3. Clean Architecture
Clean Architecture is a comprehensive architectural pattern that aims to build highly maintainable, testable, and independent systems. It enforces clear boundaries between different application layers and isolates business logic from UI and external dependencies.
Key Components:
- Entities:
- Represent the core business objects with application-independent logic.
- Use Cases:
- Describe how entities are used in different operations of the application.
- Interface Adapters:
- Convert data from formats convenient for Use Cases and Entities to formats convenient for external agencies like the Database or the Web.
- Frameworks and Drivers:
- Composed of UI, tools, and external libraries/frameworks.
Benefits:
- High level of abstraction and separation of concerns.
- Enhanced testability as each layer can be tested independently.
- Better maintainability and adaptability to changes in external frameworks.
Common Components Across Patterns
Irrespective of the architecture chosen, some key components remain consistent across different patterns.
Repositories
Repositories mediate between data sources and the domain layer.
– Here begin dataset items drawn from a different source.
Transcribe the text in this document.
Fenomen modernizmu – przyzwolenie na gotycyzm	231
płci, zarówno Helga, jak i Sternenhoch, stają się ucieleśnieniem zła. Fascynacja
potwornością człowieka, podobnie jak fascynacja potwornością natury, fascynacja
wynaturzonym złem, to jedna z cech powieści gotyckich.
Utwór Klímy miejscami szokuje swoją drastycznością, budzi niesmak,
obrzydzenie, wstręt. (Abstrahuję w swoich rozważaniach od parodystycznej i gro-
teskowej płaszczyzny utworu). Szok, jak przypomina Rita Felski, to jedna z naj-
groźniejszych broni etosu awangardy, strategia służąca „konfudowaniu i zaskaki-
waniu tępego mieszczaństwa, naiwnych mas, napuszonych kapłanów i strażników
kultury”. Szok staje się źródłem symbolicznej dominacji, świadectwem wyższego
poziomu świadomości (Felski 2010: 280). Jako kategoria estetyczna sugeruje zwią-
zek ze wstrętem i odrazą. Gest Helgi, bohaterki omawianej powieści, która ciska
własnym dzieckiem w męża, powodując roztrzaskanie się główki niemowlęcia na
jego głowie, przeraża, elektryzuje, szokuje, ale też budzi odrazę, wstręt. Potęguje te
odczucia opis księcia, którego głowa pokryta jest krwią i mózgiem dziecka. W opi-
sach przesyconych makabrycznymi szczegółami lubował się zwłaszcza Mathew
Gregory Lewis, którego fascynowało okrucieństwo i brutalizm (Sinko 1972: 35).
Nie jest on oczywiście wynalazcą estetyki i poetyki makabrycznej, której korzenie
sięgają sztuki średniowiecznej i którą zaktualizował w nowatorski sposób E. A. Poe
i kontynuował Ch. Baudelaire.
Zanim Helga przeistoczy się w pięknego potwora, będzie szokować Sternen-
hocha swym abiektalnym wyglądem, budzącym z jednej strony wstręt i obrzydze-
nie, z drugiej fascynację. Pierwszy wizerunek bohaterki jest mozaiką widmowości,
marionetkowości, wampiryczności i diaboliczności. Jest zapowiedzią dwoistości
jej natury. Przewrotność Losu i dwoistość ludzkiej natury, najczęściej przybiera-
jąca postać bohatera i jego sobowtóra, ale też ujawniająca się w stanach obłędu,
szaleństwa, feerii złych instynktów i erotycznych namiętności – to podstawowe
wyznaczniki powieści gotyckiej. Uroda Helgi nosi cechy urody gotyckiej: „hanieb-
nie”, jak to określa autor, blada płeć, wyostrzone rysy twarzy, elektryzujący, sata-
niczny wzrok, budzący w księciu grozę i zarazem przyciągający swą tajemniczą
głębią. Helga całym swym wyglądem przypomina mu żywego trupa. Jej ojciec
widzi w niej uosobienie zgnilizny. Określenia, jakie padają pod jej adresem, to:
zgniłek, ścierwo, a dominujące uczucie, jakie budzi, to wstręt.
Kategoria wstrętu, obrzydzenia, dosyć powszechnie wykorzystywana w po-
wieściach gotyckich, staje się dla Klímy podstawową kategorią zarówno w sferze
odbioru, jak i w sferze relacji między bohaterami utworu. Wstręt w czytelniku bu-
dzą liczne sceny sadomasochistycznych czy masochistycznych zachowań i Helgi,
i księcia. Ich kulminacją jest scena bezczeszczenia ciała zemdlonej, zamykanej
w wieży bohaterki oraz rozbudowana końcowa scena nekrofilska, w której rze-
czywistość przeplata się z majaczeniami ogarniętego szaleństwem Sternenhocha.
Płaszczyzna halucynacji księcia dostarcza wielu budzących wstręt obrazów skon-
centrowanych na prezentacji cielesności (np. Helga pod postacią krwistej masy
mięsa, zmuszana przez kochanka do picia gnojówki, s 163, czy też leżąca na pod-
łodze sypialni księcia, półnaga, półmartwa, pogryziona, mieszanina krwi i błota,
They encapsulate data access logic, making it easier to switch between different data sources without affecting the rest of the application.
Use Cases/Interactors
Use Cases define specific interactions in the system. They orchestrate data flow using the repositories, enabling reusability of business logic across different UI components.
Dependency Injection (DI)
Dependency Injection helps manage dependencies within the application, facilitating loose coupling and improving testability. Common DI frameworks in Kotlin include Koin, Dagger/Hilt, and Kodein.
Key Multiplatform Libraries
Consider incorporating these libraries into your multiplatform project to boost efficiency and code reusability.
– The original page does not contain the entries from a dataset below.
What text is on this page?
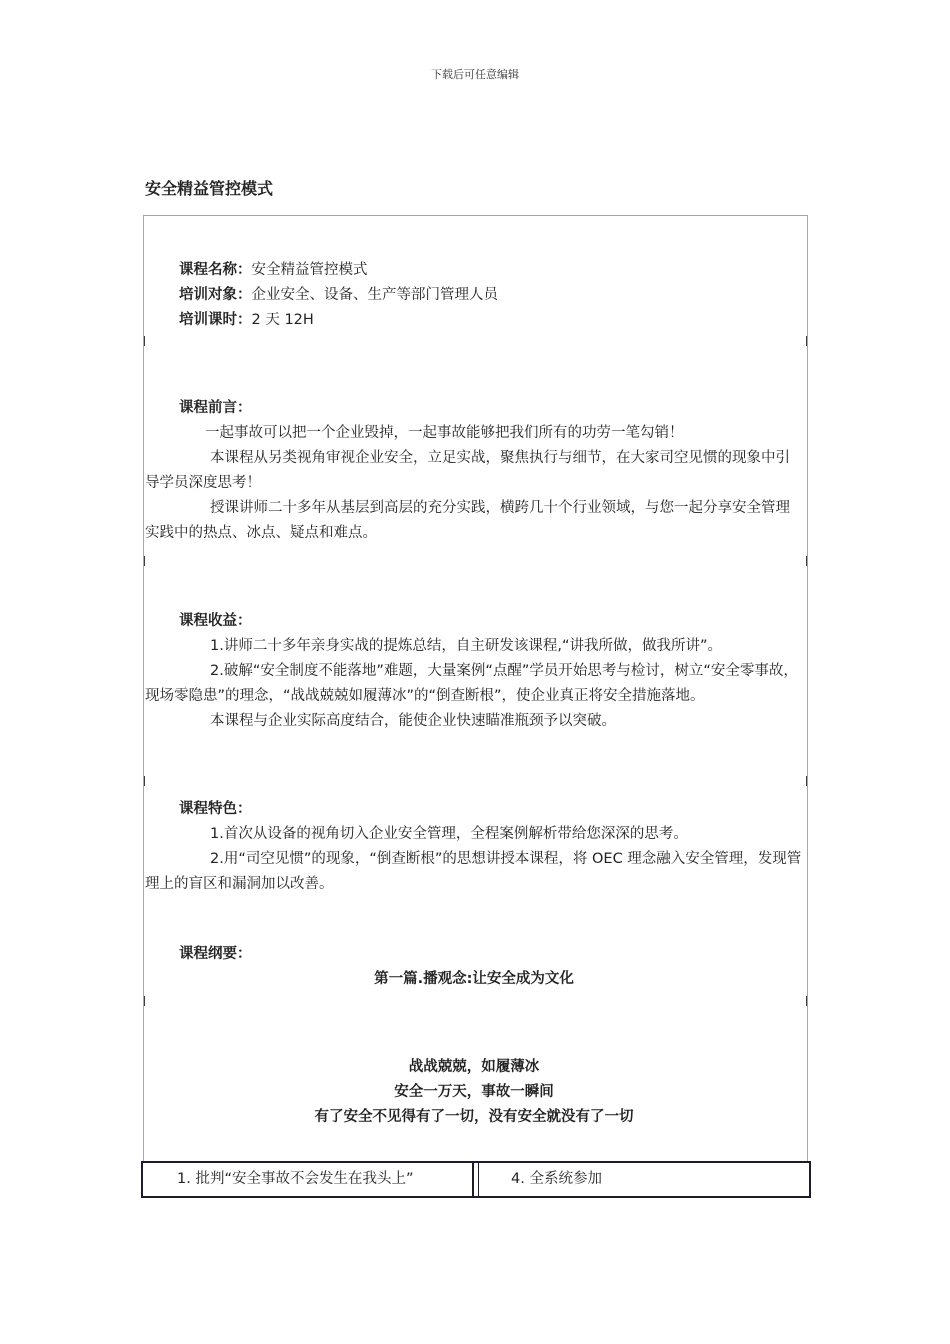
下载后可任意编辑
安全精益管控模式
课程名称：安全精益管控模式
培训对象：企业安全、设备、生产等部门管理人员
培训课时：2 天 12H
课程前言：
一起事故可以把一个企业毁掉，一起事故能够把我们所有的功劳一笔勾销！
本课程从另类视角审视企业安全，立足实战，聚焦执行与细节，在大家司空见惯的现象中引导学员深度思考！
授课讲师二十多年从基层到高层的充分实践，横跨几十个行业领域，与您一起分享安全管理实践中的热点、冰点、疑点和难点。
课程收益：
1.讲师二十多年亲身实战的提炼总结，自主研发该课程,“讲我所做，做我所讲”。
2.破解“安全制度不能落地”难题，大量案例“点醒”学员开始思考与检讨，树立“安全零事故，现场零隐患”的理念，“战战兢兢如履薄冰”的“倒查断根”，使企业真正将安全措施落地。
本课程与企业实际高度结合，能使企业快速瞄准瓶颈予以突破。
课程特色：
1.首次从设备的视角切入企业安全管理，全程案例解析带给您深深的思考。
2.用“司空见惯”的现象，“倒查断根”的思想讲授本课程，将 OEC 理念融入安全管理，发现管理上的盲区和漏洞加以改善。
课程纲要：
第一篇.播观念:让安全成为文化
战战兢兢，如履薄冰
安全一万天，事故一瞬间
有了安全不见得有了一切，没有安全就没有了一切
1. 批判“安全事故不会发生在我头上”	4. 全系统参加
- Ktor: For building networking layers.
- SQLDelight: For database management across platforms.
- Kotlinx.serialization: For serializing data in JSON or other formats.
- moko-mvvm: For implementing MVVM pattern in Kotlin Multiplatform projects
- Decompose: A Kotlin Multiplatform library for implementing UI Navigation and lifecycle-aware components.
Example of Folder Structure
- shared
- src
- commonMain
- kotlin
- data
- api
- db
- repository
- domain
- model
- usecase
- presentation
- viewmodel
- CommonConstants.kt
- androidMain
- iosMain
Conclusion
Crafting a solid architecture for your Compose Multiplatform project is crucial for ensuring code reusability, maintainability, and scalability. Whether you opt for MVVM, MVI, Clean Architecture, or a blend of these, understanding the underlying principles and utilizing appropriate libraries is key. Adopt these architectural patterns, use essential libraries, and organize the folder structure to achieve a flexible and robust multiplatform app. This will streamline development efforts and offer better testability for long-term success.